Impact of acculturation on treatment
The history of Native Americans is replete with traumatic events that impacted Native American lives. After living on the North American continent for 30,000 years as separate heterogeneous nations, Native Americans were confronted with the arrival of European settlers who invaded their ancestral lands through military intrusions, committed mass murder, engaged in massacres of tribal villages, forced persons to be removed from their territories, and broke treaties. When not engaged in warfare, forced attempts were made to acculturate the population to the colonial life and eliminate Indian culture and religion, in part by removal of children to boarding schools and foster homes. Disease epidemics spread, populations were decimated, and their culture violated.
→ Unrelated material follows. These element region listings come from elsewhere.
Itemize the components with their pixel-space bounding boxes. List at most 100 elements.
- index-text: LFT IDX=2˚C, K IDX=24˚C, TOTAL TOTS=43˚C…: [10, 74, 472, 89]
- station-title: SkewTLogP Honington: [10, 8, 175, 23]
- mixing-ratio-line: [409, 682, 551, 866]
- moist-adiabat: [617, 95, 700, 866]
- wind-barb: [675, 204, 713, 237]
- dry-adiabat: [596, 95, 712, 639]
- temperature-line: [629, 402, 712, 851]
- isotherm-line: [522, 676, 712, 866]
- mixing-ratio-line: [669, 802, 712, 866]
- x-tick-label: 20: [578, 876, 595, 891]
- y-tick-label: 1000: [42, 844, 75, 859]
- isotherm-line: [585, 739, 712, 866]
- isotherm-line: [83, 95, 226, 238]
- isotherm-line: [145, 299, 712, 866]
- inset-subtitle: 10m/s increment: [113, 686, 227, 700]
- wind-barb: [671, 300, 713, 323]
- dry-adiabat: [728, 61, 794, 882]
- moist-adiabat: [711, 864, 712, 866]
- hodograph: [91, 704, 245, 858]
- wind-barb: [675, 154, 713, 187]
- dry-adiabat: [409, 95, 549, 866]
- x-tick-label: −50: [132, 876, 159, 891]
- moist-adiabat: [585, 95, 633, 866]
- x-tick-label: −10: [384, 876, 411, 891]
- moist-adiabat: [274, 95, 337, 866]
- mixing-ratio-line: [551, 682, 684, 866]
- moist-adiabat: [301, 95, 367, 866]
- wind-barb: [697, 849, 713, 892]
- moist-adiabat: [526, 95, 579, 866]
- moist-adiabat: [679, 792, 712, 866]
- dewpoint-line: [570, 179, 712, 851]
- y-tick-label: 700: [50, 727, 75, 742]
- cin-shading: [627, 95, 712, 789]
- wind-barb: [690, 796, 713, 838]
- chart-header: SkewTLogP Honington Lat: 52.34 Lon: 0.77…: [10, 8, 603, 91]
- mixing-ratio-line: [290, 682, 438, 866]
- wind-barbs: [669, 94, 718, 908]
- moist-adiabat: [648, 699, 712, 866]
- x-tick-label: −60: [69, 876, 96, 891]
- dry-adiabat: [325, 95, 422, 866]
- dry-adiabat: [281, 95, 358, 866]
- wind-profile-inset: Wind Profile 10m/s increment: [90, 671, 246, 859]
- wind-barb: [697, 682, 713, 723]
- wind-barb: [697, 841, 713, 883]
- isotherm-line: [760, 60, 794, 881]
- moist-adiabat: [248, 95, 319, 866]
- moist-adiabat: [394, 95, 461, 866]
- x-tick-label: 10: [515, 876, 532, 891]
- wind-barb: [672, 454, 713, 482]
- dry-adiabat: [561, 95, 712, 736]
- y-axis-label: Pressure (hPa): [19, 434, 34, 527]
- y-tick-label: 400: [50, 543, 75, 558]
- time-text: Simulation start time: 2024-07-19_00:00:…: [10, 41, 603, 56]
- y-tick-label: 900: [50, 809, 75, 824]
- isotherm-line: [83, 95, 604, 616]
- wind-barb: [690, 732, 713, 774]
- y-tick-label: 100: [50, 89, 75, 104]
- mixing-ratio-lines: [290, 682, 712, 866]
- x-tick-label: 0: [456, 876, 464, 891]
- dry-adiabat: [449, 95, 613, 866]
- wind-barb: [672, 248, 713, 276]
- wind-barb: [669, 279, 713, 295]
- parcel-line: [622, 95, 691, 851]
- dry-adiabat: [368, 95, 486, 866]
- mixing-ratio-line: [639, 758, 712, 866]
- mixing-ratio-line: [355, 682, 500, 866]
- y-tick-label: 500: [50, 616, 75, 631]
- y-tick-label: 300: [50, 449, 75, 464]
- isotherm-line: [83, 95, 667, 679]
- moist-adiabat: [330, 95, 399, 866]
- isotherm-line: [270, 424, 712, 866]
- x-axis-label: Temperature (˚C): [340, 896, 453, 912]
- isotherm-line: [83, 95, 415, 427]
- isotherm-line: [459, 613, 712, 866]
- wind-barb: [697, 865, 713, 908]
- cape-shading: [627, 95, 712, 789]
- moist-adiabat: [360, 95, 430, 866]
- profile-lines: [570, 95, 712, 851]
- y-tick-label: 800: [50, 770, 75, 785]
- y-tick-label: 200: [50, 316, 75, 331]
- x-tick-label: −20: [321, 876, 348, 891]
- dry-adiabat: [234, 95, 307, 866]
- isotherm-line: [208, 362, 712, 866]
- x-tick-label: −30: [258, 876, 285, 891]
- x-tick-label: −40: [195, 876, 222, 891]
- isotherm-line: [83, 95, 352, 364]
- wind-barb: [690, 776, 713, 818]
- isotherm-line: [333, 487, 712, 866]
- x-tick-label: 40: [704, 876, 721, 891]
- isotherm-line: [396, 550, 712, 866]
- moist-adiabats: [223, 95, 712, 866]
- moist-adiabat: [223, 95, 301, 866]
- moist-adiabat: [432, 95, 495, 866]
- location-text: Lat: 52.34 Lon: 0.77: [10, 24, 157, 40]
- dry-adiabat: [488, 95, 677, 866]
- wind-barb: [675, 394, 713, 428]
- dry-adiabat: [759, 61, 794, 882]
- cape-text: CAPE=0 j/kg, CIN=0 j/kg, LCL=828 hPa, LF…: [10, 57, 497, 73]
The resulting despondency and melancholy AI/ANs suffered were too often met by alcohol and drug abuse as an escape.
In recent years, there has been an increase in the use of objective self-report measures of acculturation (Holcomb, 1999), an approach that recognizes how individuals within a specific culture are likely to assign individual meaning to personal cultural experiences. Other advances are taking place in Congress, where the health care overhaul now being debated appears poised to bring the most significant improvements to the Indian health system in decades. After months of negotiations, provisions under consideration could, over time, direct streams of money to the Indian health care system and give Indians more treatment options (New York Times, Dec. 2, 2009).
The contemporary state of Native American culture is complex and diverse. While seeking to retain their tribal cultures, not all have been successful (Champagne, 1999). A majority of AI/ANs no longer live on reservations and have blended into the American mainstream. The degree of Native American blood lineage varies by individual. Much intermarriage has occurred, both intertribal and inter-racial. Children of mixed marriages see themselves as only “part-Indian” and have varying degrees of identification with their Native American heritage. Given the hundreds of tribes and nations that constitute AI/ANs, there is broad variation in cultural beliefs and practices. There is no universal language use, spiritual tradition, or ritual activity.
However, all AI/AN tribes have rich cultural traditions, a literature expressed through oral story-telling (Brill, 1999), and, as in other cultural groups, unique foods, music and dance (answers.com).
[Warren Skye, Jr., LMSW, ABD; Robert Schore, LCSW; and Rachel Levenson contributed to this report.]